In the present study, patients with reappearance of hepatitis B markers who were retreated with lamivudine experienced favorable clinical outcomes, including HBeAg seroconversion, ALT normalization, and HBV DNA loss. These findings and others suggest that, in immunocompetent patients with compensated liver disease, lamivudine can be discontinued following HBeAg seroconversion, and treatment can be reinitiated when required with resumption of clinical control of HBV infection. In immunosuppressed patients, however, such as those who have undergone liver transplantation, the need for long-term immunosuppression increases the risk of HBV reactivation, even in patients who have achieved HBeAg seroconversion. Studies to define treatment end-points in this population are in progress.
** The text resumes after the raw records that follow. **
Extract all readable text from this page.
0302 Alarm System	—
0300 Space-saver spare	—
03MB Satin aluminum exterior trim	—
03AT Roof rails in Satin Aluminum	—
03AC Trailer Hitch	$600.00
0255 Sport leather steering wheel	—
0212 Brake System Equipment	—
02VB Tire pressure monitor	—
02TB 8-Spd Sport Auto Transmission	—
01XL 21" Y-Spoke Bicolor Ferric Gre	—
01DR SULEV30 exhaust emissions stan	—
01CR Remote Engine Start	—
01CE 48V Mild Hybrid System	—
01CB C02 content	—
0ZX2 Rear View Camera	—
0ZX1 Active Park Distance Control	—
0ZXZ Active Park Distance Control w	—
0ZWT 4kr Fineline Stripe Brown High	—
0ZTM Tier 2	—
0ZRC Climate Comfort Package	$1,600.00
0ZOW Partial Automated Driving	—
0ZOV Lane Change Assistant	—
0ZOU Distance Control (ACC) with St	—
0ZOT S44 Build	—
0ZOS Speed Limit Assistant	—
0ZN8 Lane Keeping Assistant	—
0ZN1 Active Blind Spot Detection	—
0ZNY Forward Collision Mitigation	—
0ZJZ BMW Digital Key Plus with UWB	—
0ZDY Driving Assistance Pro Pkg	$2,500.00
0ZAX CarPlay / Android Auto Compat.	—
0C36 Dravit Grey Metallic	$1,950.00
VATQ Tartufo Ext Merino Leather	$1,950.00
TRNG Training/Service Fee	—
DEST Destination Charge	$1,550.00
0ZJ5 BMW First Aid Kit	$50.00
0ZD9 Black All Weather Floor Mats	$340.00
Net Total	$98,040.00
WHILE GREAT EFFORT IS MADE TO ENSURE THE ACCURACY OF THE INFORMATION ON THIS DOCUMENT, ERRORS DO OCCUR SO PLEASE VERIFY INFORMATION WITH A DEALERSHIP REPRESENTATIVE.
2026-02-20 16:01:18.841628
Our results in a predominantly western population indicate that the durability of HBeAg seroconversion in western patients with chronic hepatitis B is similar to the approximately 80% reported in Chinese patients. In contrast, Song et al.21 reported that lamivudine does not confer a high rate of posttreatment durability of serologic response in Korean patients receiving 150 mg/d of lamivudine for 6 to 15 months, then discontinued 2 to 4 months after seroconversion. One- and 2-year durability of HBeAg responses were 62.5% and 50.8%, respectively. Factors that might explain the differences in posttreatment durability between the Korean patients and those in the Chinese and our studies include the unusually high 37% initial HBeAg seroconversion rate in the Korean study compared with 16% to 18% in the phase III studies and the fact that a substantial proportion (49%) of the Korean study patients were previous interferon nonresponders. The findings of Song et al were confirmed in another study in Korean patients treated with 100 mg/d of lamivudine for approximately 13 months; the 6-month durability of HBeAg seroconversion measured from cessation of therapy was only 43%, and posttreatment responses were sustained primarily in patients with HBV DNA suppression to <4.7 x 10(3) genomes/mL. Perhaps differences in the level of HBV DNA suppression account for the differences between the Korean studies and those done in China and the west; however, the bDNA assay that we used to measure HBV DNA did not identify any relation between durability of HBeAg seroconversion and degree of HBV DNA suppression. More sensitive HBV DNA assays will be required in future studies to address this issue definitively.
In conclusion, most patients with hepatitis B will experience a prolonged period of clinical benefit following HBeAg seroconversion and subsequent discontinuation of lamivudine therapy, and patients who experience reappearance of hepatitis B markers can be retreated to restore suppression of HBV replication. In a proportion of lamivudine-treated patients, long-term disease remission is attainable through a finite course of lamivudine monotherapy.